They are insidious! They start out as a few pleasing plants and you think “oh they aren’t so bad” and you leave them be. Next thing you know there are a few more, and eventually lots of them. By the time you’ve decided it was a mistake not to get rid of those plants, it’s a difficult (if not impossible) job to eradicate them. Invasive plant species are often attractive plants. Many have been intentionally planted as ornamental species in gardens and landscapes by people who had no idea that they would be problematic.
According to the USDA invasive species are:
1) non-native (or alien) to the ecosystem under consideration and
2) whose introduction causes or is likely to cause economic or environmental harm or harm to human health.
Plants may be well behaved and non-invasive in one area and considerably misbehaved and very invasive when imported (usually by humans) to another area. Invasive species threaten native plant populations and cost millions of dollars annually to control.

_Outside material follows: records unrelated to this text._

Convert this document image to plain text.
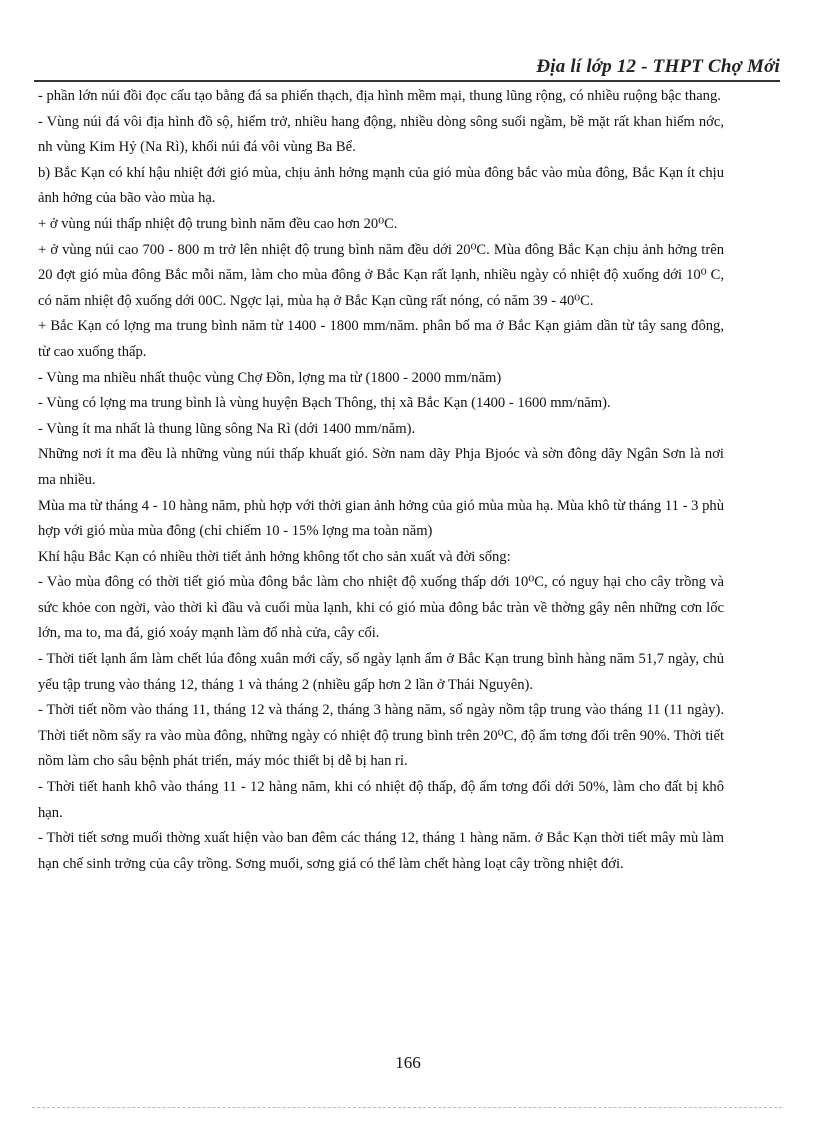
Địa lí lớp 12 - THPT Chợ Mới

- phần lớn núi đồi đọc cấu tạo bằng đá sa phiến thạch, địa hình mềm mại, thung lũng rộng, có nhiều ruộng bậc thang.

- Vùng núi đá vôi địa hình đồ sộ, hiểm trở, nhiều hang động, nhiều dòng sông suối ngầm, bề mặt rất khan hiếm nớc, nh vùng Kim Hỷ (Na Rì), khối núi đá vôi vùng Ba Bể.

b) Bắc Kạn có khí hậu nhiệt đới gió mùa, chịu ảnh hởng mạnh của gió mùa đông bắc vào mùa đông, Bắc Kạn ít chịu ảnh hởng của bão vào mùa hạ.

+ ở vùng núi thấp nhiệt độ trung bình năm đều cao hơn 20⁰C.

+ ở vùng núi cao 700 - 800 m trở lên nhiệt độ trung bình năm đều dới 20⁰C. Mùa đông Bắc Kạn chịu ảnh hởng trên 20 đợt gió mùa đông Bắc mỗi năm, làm cho mùa đông ở Bắc Kạn rất lạnh, nhiều ngày có nhiệt độ xuống dới 10⁰ C, có năm nhiệt độ xuống dới 00C. Ngợc lại, mùa hạ ở Bắc Kạn cũng rất nóng, có năm 39 - 40⁰C.

+ Bắc Kạn có lợng ma trung bình năm từ 1400 - 1800 mm/năm. phân bố ma ở Bắc Kạn giảm dần từ tây sang đông, từ cao xuống thấp.

- Vùng ma nhiều nhất thuộc vùng Chợ Đồn, lợng ma từ (1800 - 2000 mm/năm)

- Vùng có lợng ma trung bình là vùng huyện Bạch Thông, thị xã Bắc Kạn (1400 - 1600 mm/năm).

- Vùng ít ma nhất là thung lũng sông Na Rì (dới 1400 mm/năm).

Những nơi ít ma đều là những vùng núi thấp khuất gió. Sờn nam dãy Phja Bjoóc và sờn đông dãy Ngân Sơn là nơi ma nhiều.

Mùa ma từ tháng 4 - 10 hàng năm, phù hợp với thời gian ảnh hởng của gió mùa mùa hạ. Mùa khô từ tháng 11 - 3 phù hợp với gió mùa mùa đông (chỉ chiếm 10 - 15% lợng ma toàn năm)

Khí hậu Bắc Kạn có nhiều thời tiết ảnh hởng không tốt cho sản xuất và đời sống:

- Vào mùa đông có thời tiết gió mùa đông bắc làm cho nhiệt độ xuống thấp dới 10⁰C, có nguy hại cho cây trồng và sức khỏe con ngời, vào thời kì đầu và cuối mùa lạnh, khi có gió mùa đông bắc tràn về thờng gây nên những cơn lốc lớn, ma to, ma đá, gió xoáy mạnh làm đổ nhà cửa, cây cối.

- Thời tiết lạnh ẩm làm chết lúa đông xuân mới cấy, số ngày lạnh ẩm ở Bắc Kạn trung bình hàng năm 51,7 ngày, chủ yếu tập trung vào tháng 12, tháng 1 và tháng 2 (nhiều gấp hơn 2 lần ở Thái Nguyên).

- Thời tiết nồm vào tháng 11, tháng 12 và tháng 2, tháng 3 hàng năm, số ngày nồm tập trung vào tháng 11 (11 ngày). Thời tiết nồm sẩy ra vào mùa đông, những ngày có nhiệt độ trung bình trên 20⁰C, độ ẩm tơng đối trên 90%. Thời tiết nồm làm cho sâu bệnh phát triển, máy móc thiết bị dễ bị han rỉ.

- Thời tiết hanh khô vào tháng 11 - 12 hàng năm, khi có nhiệt độ thấp, độ ẩm tơng đối dới 50%, làm cho đất bị khô hạn.

- Thời tiết sơng muối thờng xuất hiện vào ban đêm các tháng 12, tháng 1 hàng năm. ở Bắc Kạn thời tiết mây mù làm hạn chế sinh trởng của cây trồng. Sơng muối, sơng giá có thể làm chết hàng loạt cây trồng nhiệt đới.

166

In our area Spotted Knapweed, Leafy Spurge, Dalmation Toadflax, Cheatgrass, Common Tansy, Oxeye Daisy, Bindweed and Yellow Flag Iris are particularly problematic. Some, like knapweed, produce alleleopathic chemicals that actually inhibit other species from growing next to them. Others, like Leafy Spurge, have extensive, fast-growing root systems that make erradication nearly impossible. It is important to deal with invasive species BEFORE they become established. If you see small plants, get rid of them! Avoid disturbing the soil unnecessarily which allows weed seeds to germinate. And don’t let them go to seed – cut off flowers whenever possible.